Por último, e mesmo em países “amigos da saúde e dos direitos sexuais” a um nível mais global, creio que um dos desafios mais importantes tem a ver com a promoção da ideia de que a saúde sexual é uma dimensão fundamental da saúde, e não apenas a ausência de doença (como por exemplo o HIV), e que a sexualidade constitui uma fonte de prazer e bem-estar a que todos têm direito (desde que não ponham em causa direitos de terceiros) e que contribui para a satisfação e realização das pessoas.

SPSC – E em Portugal?

PN – Em termos legislativos, o nível de proteção dos direitos sexuais é bastante assinalável e isso tem sido evidente quando se comparam as legislações de diversos países ditos “desenvolvidos”. Mas existe ainda muito a fazer no que se refere à transposição destes princípios legais para a vida das pessoas e para a plena vivência da sexualidade sem discriminação. A recente entrevista da Secretária de Estado Graça Fonseca, assumindo a sua orientação sexual, é um bom exemplo do que pode ser feito para “normalizar” o direito à diferença, neste caso em termos de orientação sexual. A Educação Sexual formal ou informal e o debate público e mediático de temas relacionados com a sexualidade com base no conhecimento científico (e não em mitos) é outro importante meio que pode e deve ser usado para promover a saúde sexual e os direitos sexuais.

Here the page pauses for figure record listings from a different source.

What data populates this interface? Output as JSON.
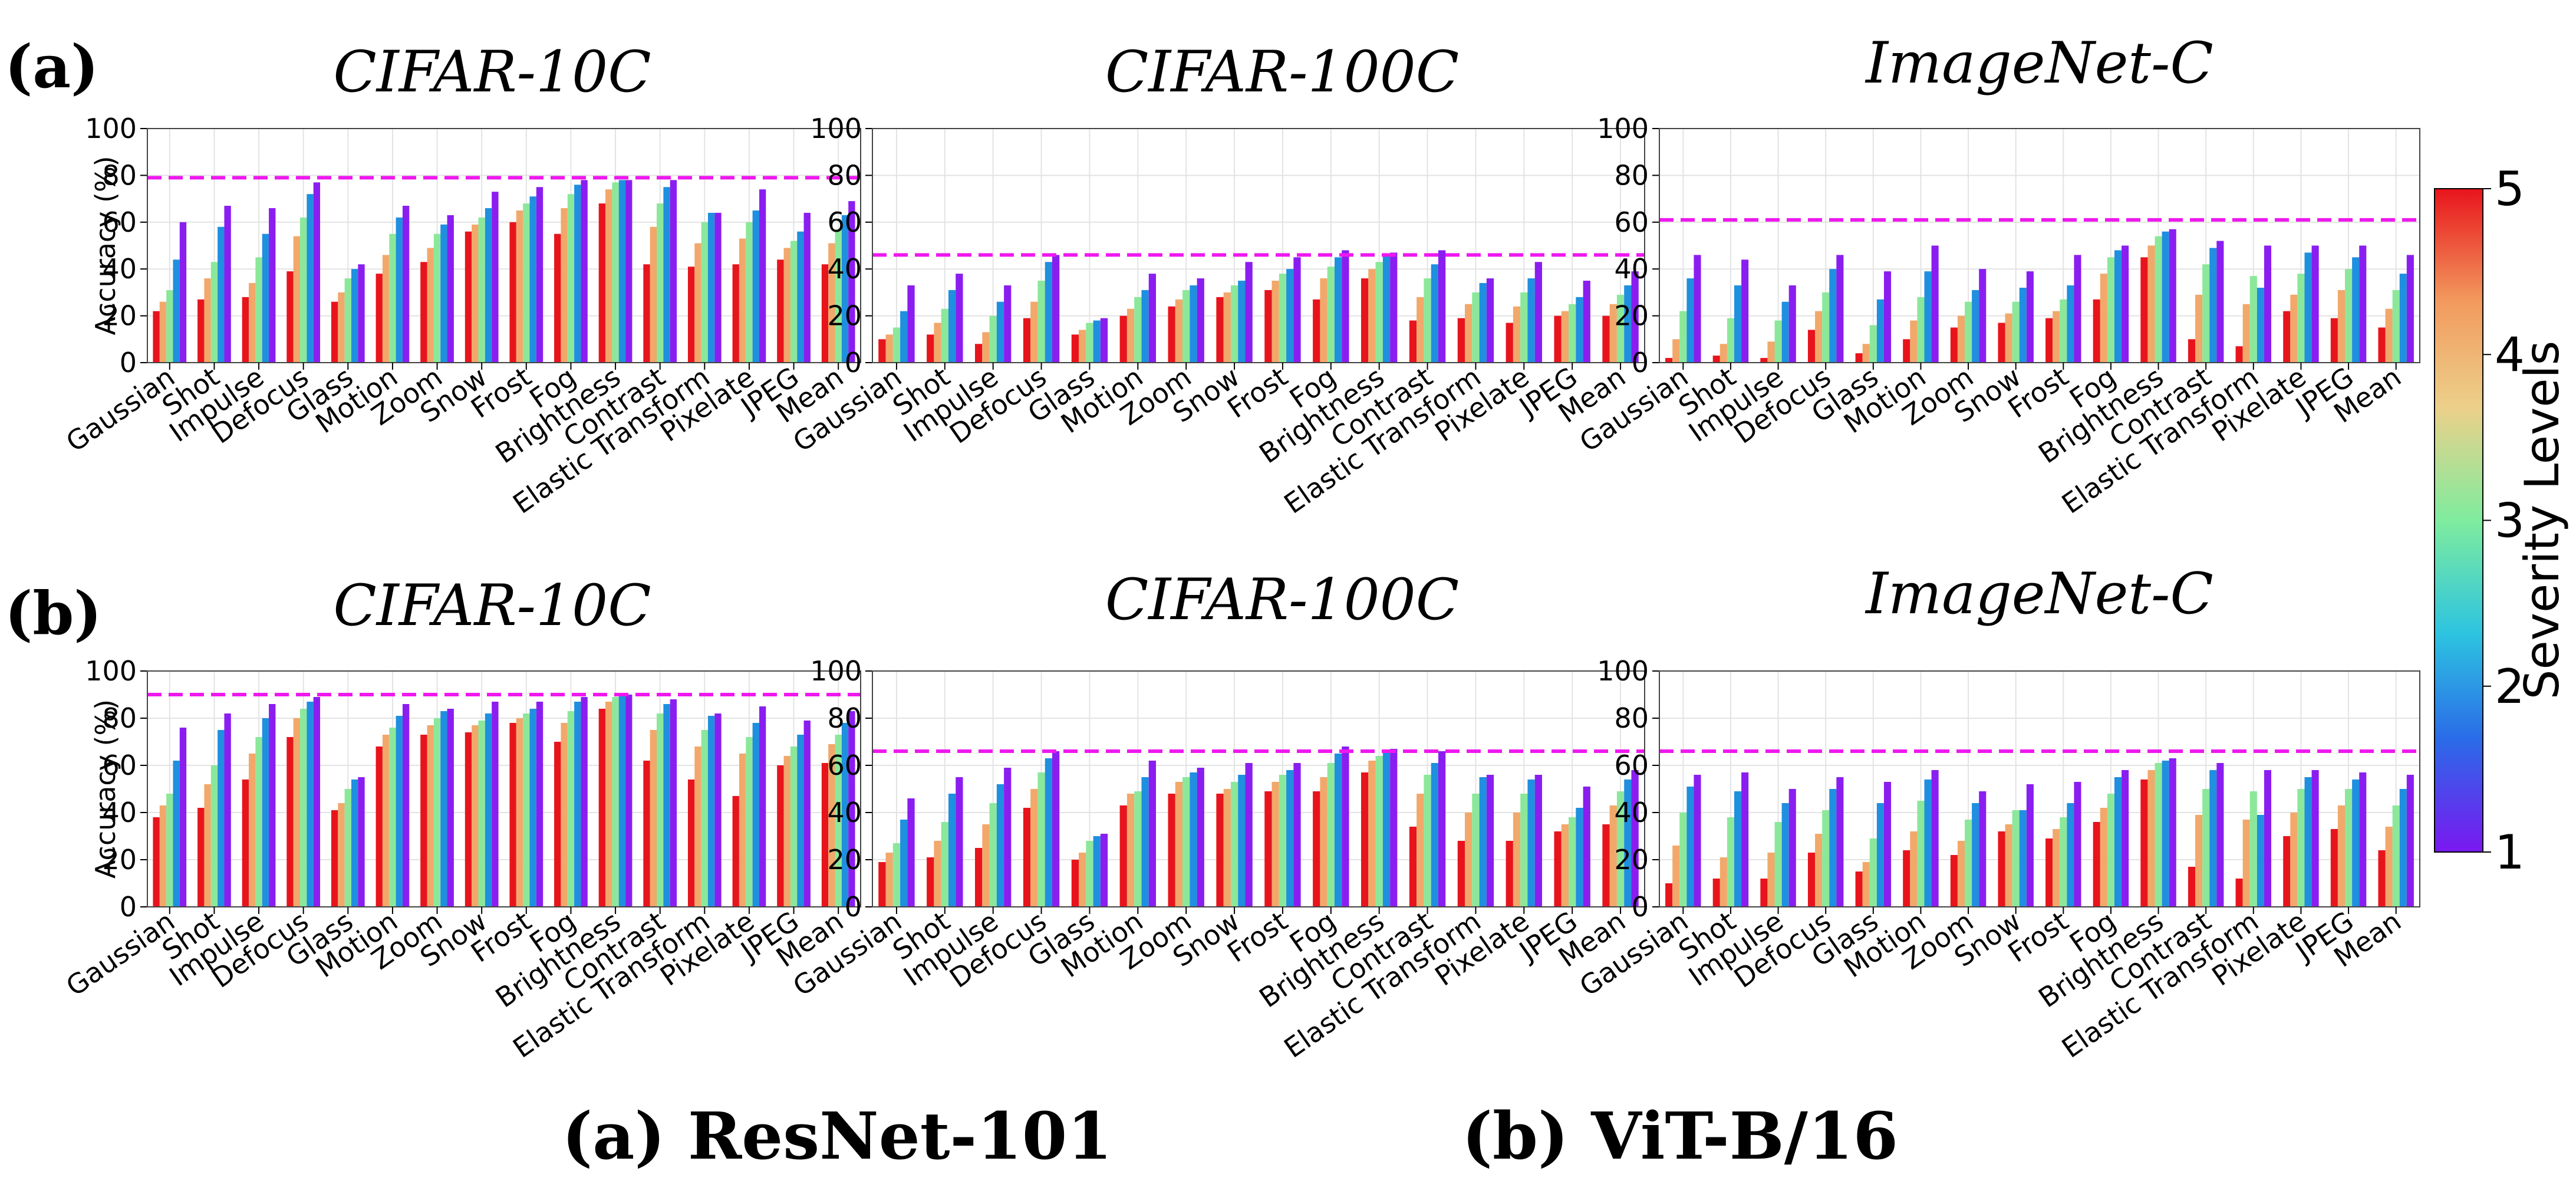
{
  "figure_captions": [
    "(a) ResNet-101",
    "(b) ViT-B/16"
  ],
  "row_labels": [
    "(a)",
    "(b)"
  ],
  "colorbar": {
    "label": "Severity Levels",
    "ticks": [
      "5",
      "4",
      "3",
      "2",
      "1"
    ],
    "colors": [
      "#e8141c",
      "#f29a5e",
      "#ecd08a",
      "#7fec9e",
      "#2dc4e0",
      "#2a6be8",
      "#7a18f0"
    ]
  },
  "severity_colors": {
    "5": "#e8141c",
    "4": "#f2a86a",
    "3": "#8be89a",
    "2": "#1f8fe0",
    "1": "#8a1ef0"
  },
  "baseline_color": "#ee18ee",
  "chart_data": [
    {
      "type": "bar",
      "title": "CIFAR-10C",
      "ylabel": "Accuracy (%)",
      "ylim": [
        0,
        100
      ],
      "yticks": [
        "0",
        "20",
        "40",
        "60",
        "80",
        "100"
      ],
      "grid": true,
      "categories": [
        "Gaussian",
        "Shot",
        "Impulse",
        "Defocus",
        "Glass",
        "Motion",
        "Zoom",
        "Snow",
        "Frost",
        "Fog",
        "Brightness",
        "Contrast",
        "Elastic Transform",
        "Pixelate",
        "JPEG",
        "Mean"
      ],
      "baseline": 79,
      "series": [
        {
          "values": [
            22,
            27,
            28,
            39,
            26,
            38,
            43,
            56,
            60,
            55,
            68,
            42,
            41,
            42,
            44,
            42
          ]
        },
        {
          "values": [
            26,
            36,
            34,
            54,
            30,
            46,
            49,
            59,
            65,
            66,
            74,
            58,
            51,
            53,
            49,
            51
          ]
        },
        {
          "values": [
            31,
            43,
            45,
            62,
            36,
            55,
            55,
            62,
            68,
            72,
            77,
            68,
            60,
            60,
            52,
            57
          ]
        },
        {
          "values": [
            44,
            58,
            55,
            72,
            40,
            62,
            59,
            66,
            71,
            76,
            78,
            75,
            64,
            65,
            56,
            63
          ]
        },
        {
          "values": [
            60,
            67,
            66,
            77,
            42,
            67,
            63,
            73,
            75,
            78,
            78,
            78,
            64,
            74,
            64,
            69
          ]
        }
      ]
    },
    {
      "type": "bar",
      "title": "CIFAR-100C",
      "ylabel": "",
      "ylim": [
        0,
        100
      ],
      "yticks": [
        "0",
        "20",
        "40",
        "60",
        "80",
        "100"
      ],
      "grid": true,
      "categories": [
        "Gaussian",
        "Shot",
        "Impulse",
        "Defocus",
        "Glass",
        "Motion",
        "Zoom",
        "Snow",
        "Frost",
        "Fog",
        "Brightness",
        "Contrast",
        "Elastic Transform",
        "Pixelate",
        "JPEG",
        "Mean"
      ],
      "baseline": 46,
      "series": [
        {
          "values": [
            10,
            12,
            8,
            19,
            12,
            20,
            24,
            28,
            31,
            27,
            36,
            18,
            19,
            17,
            20,
            20
          ]
        },
        {
          "values": [
            12,
            17,
            13,
            26,
            14,
            23,
            27,
            30,
            35,
            36,
            40,
            28,
            25,
            24,
            22,
            25
          ]
        },
        {
          "values": [
            15,
            23,
            20,
            35,
            17,
            28,
            31,
            33,
            38,
            41,
            43,
            36,
            30,
            30,
            25,
            29
          ]
        },
        {
          "values": [
            22,
            31,
            26,
            43,
            18,
            31,
            33,
            35,
            40,
            45,
            46,
            42,
            34,
            36,
            28,
            33
          ]
        },
        {
          "values": [
            33,
            38,
            33,
            46,
            19,
            38,
            36,
            43,
            45,
            48,
            47,
            48,
            36,
            43,
            35,
            39
          ]
        }
      ]
    },
    {
      "type": "bar",
      "title": "ImageNet-C",
      "ylabel": "",
      "ylim": [
        0,
        100
      ],
      "yticks": [
        "0",
        "20",
        "40",
        "60",
        "80",
        "100"
      ],
      "grid": true,
      "categories": [
        "Gaussian",
        "Shot",
        "Impulse",
        "Defocus",
        "Glass",
        "Motion",
        "Zoom",
        "Snow",
        "Frost",
        "Fog",
        "Brightness",
        "Contrast",
        "Elastic Transform",
        "Pixelate",
        "JPEG",
        "Mean"
      ],
      "baseline": 61,
      "series": [
        {
          "values": [
            2,
            3,
            2,
            14,
            4,
            10,
            15,
            17,
            19,
            27,
            45,
            10,
            7,
            22,
            19,
            15
          ]
        },
        {
          "values": [
            10,
            8,
            9,
            22,
            8,
            18,
            20,
            21,
            22,
            38,
            50,
            29,
            25,
            29,
            31,
            23
          ]
        },
        {
          "values": [
            22,
            19,
            18,
            30,
            16,
            28,
            26,
            26,
            27,
            45,
            54,
            42,
            37,
            38,
            40,
            31
          ]
        },
        {
          "values": [
            36,
            33,
            26,
            40,
            27,
            39,
            31,
            32,
            33,
            48,
            56,
            49,
            32,
            47,
            45,
            38
          ]
        },
        {
          "values": [
            46,
            44,
            33,
            46,
            39,
            50,
            40,
            39,
            46,
            50,
            57,
            52,
            50,
            50,
            50,
            46
          ]
        }
      ]
    },
    {
      "type": "bar",
      "title": "CIFAR-10C",
      "ylabel": "Accuracy (%)",
      "ylim": [
        0,
        100
      ],
      "yticks": [
        "0",
        "20",
        "40",
        "60",
        "80",
        "100"
      ],
      "grid": true,
      "categories": [
        "Gaussian",
        "Shot",
        "Impulse",
        "Defocus",
        "Glass",
        "Motion",
        "Zoom",
        "Snow",
        "Frost",
        "Fog",
        "Brightness",
        "Contrast",
        "Elastic Transform",
        "Pixelate",
        "JPEG",
        "Mean"
      ],
      "baseline": 90,
      "series": [
        {
          "values": [
            38,
            42,
            54,
            72,
            41,
            68,
            73,
            74,
            78,
            70,
            84,
            62,
            54,
            47,
            60,
            61
          ]
        },
        {
          "values": [
            43,
            52,
            65,
            80,
            44,
            73,
            77,
            77,
            80,
            78,
            87,
            75,
            68,
            65,
            64,
            69
          ]
        },
        {
          "values": [
            48,
            60,
            72,
            84,
            50,
            76,
            80,
            79,
            82,
            83,
            89,
            82,
            75,
            72,
            68,
            73
          ]
        },
        {
          "values": [
            62,
            75,
            80,
            87,
            54,
            81,
            83,
            82,
            84,
            87,
            90,
            86,
            81,
            78,
            73,
            78
          ]
        },
        {
          "values": [
            76,
            82,
            86,
            89,
            55,
            86,
            84,
            87,
            87,
            89,
            90,
            88,
            82,
            85,
            79,
            83
          ]
        }
      ]
    },
    {
      "type": "bar",
      "title": "CIFAR-100C",
      "ylabel": "",
      "ylim": [
        0,
        100
      ],
      "yticks": [
        "0",
        "20",
        "40",
        "60",
        "80",
        "100"
      ],
      "grid": true,
      "categories": [
        "Gaussian",
        "Shot",
        "Impulse",
        "Defocus",
        "Glass",
        "Motion",
        "Zoom",
        "Snow",
        "Frost",
        "Fog",
        "Brightness",
        "Contrast",
        "Elastic Transform",
        "Pixelate",
        "JPEG",
        "Mean"
      ],
      "baseline": 66,
      "series": [
        {
          "values": [
            19,
            21,
            25,
            42,
            20,
            43,
            48,
            48,
            49,
            49,
            57,
            34,
            28,
            28,
            32,
            35
          ]
        },
        {
          "values": [
            23,
            28,
            35,
            50,
            23,
            48,
            53,
            50,
            53,
            55,
            62,
            48,
            40,
            40,
            35,
            43
          ]
        },
        {
          "values": [
            27,
            36,
            44,
            57,
            28,
            49,
            55,
            53,
            56,
            61,
            64,
            56,
            48,
            48,
            38,
            49
          ]
        },
        {
          "values": [
            37,
            48,
            52,
            63,
            30,
            55,
            57,
            56,
            58,
            65,
            66,
            61,
            55,
            54,
            42,
            54
          ]
        },
        {
          "values": [
            46,
            55,
            59,
            66,
            31,
            62,
            59,
            61,
            61,
            68,
            67,
            66,
            56,
            56,
            51,
            58
          ]
        }
      ]
    },
    {
      "type": "bar",
      "title": "ImageNet-C",
      "ylabel": "",
      "ylim": [
        0,
        100
      ],
      "yticks": [
        "0",
        "20",
        "40",
        "60",
        "80",
        "100"
      ],
      "grid": true,
      "categories": [
        "Gaussian",
        "Shot",
        "Impulse",
        "Defocus",
        "Glass",
        "Motion",
        "Zoom",
        "Snow",
        "Frost",
        "Fog",
        "Brightness",
        "Contrast",
        "Elastic Transform",
        "Pixelate",
        "JPEG",
        "Mean"
      ],
      "baseline": 66,
      "series": [
        {
          "values": [
            10,
            12,
            12,
            23,
            15,
            24,
            22,
            32,
            29,
            36,
            54,
            17,
            12,
            30,
            33,
            24
          ]
        },
        {
          "values": [
            26,
            21,
            23,
            31,
            19,
            32,
            28,
            35,
            33,
            42,
            58,
            39,
            37,
            40,
            43,
            34
          ]
        },
        {
          "values": [
            40,
            38,
            36,
            41,
            29,
            45,
            37,
            41,
            38,
            48,
            61,
            50,
            49,
            50,
            50,
            43
          ]
        },
        {
          "values": [
            51,
            49,
            44,
            50,
            44,
            54,
            44,
            41,
            44,
            55,
            62,
            58,
            39,
            55,
            54,
            50
          ]
        },
        {
          "values": [
            56,
            57,
            50,
            55,
            53,
            58,
            49,
            52,
            53,
            58,
            63,
            61,
            58,
            58,
            57,
            56
          ]
        }
      ]
    }
  ]
}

SPSC – Que prioridades estabeleceu para este mandato enquanto presidente da WAS?

PN – Foi uma grande honra ter sido eleito presidente da WAS no último congresso mundial realizado em Praga no final de Maio. A WAS é a maior a e mais antiga Associação Mundial na área da sexualidade (criada em 1978). Representa 110 organizações nacionais e milhares de profissionais e investigadores dos cinco continentes. É uma missão de grande responsabilidade.

Vejo a WAS como uma instituição guarda-chuva de todas as organizações à escala global, e por isso deve assumir uma posição de liderança mundial. É uma organização verdadeiramente multidisciplinar. Inclui especialistas com as mais diversas formações académicas: médicos e outros profissionais de saúde, psicólogos, cientistas sociais, educadores, advogados de direitos humanos, etc..

Durante o meu mandato a WAS procurará mobilizar todas as outras sociedades regionais (África, América do Norte, América Latina, Ásia/Oceânia e Europa) e nacionais a fim de desenvolver estratégias comuns de promoção da saúde e direitos sexuais. É particularmente importante o reforço das parcerias estratégicas Organização das Nações Unidas e a Organização Mundial de Saúde, com as quais a WAS tem relações formais. Além disso, procurarei que a WAS aumente a sua representação global principalmente nas áreas e regiões menos representadas – África, Médio-Oriente e Ásia-Oceânia – onde as questões da Saúde e Direitos Sexuais assumem um papel ainda mais premente.

Desenvolveremos igualmente uma estratégia para aumentar a visibilidade e reconhecimento global dos temas relacionados com a saúde e os direitos sexuais. Iniciativas como o dia Mundial da Saúde Sexual e uma estratégia de comunicação e visibilidade mediática forte desempenham um papel central na divulgação da missão e objetivo da WAS.

Saliento algumas atividades e tomadas de posição da WAS sobre um conjunto de importantes temas de saúde e direitos sexuais, a maioria já no meu mandato: a tomada de posição sobre o Abuso de Homens Gays na Chechénia; a posição conjunta com a WPATH, sobre a nova Classificação Internacional de Doenças (ICD-11, Organização Mundial de Saúde); a tomada de posição sobre a rejeição dos EUA da resolução da ONU relativa à saúde sexual e reprodutiva e à violência contra as mulheres; celebração do Dia Mundial da Sáude Sexual.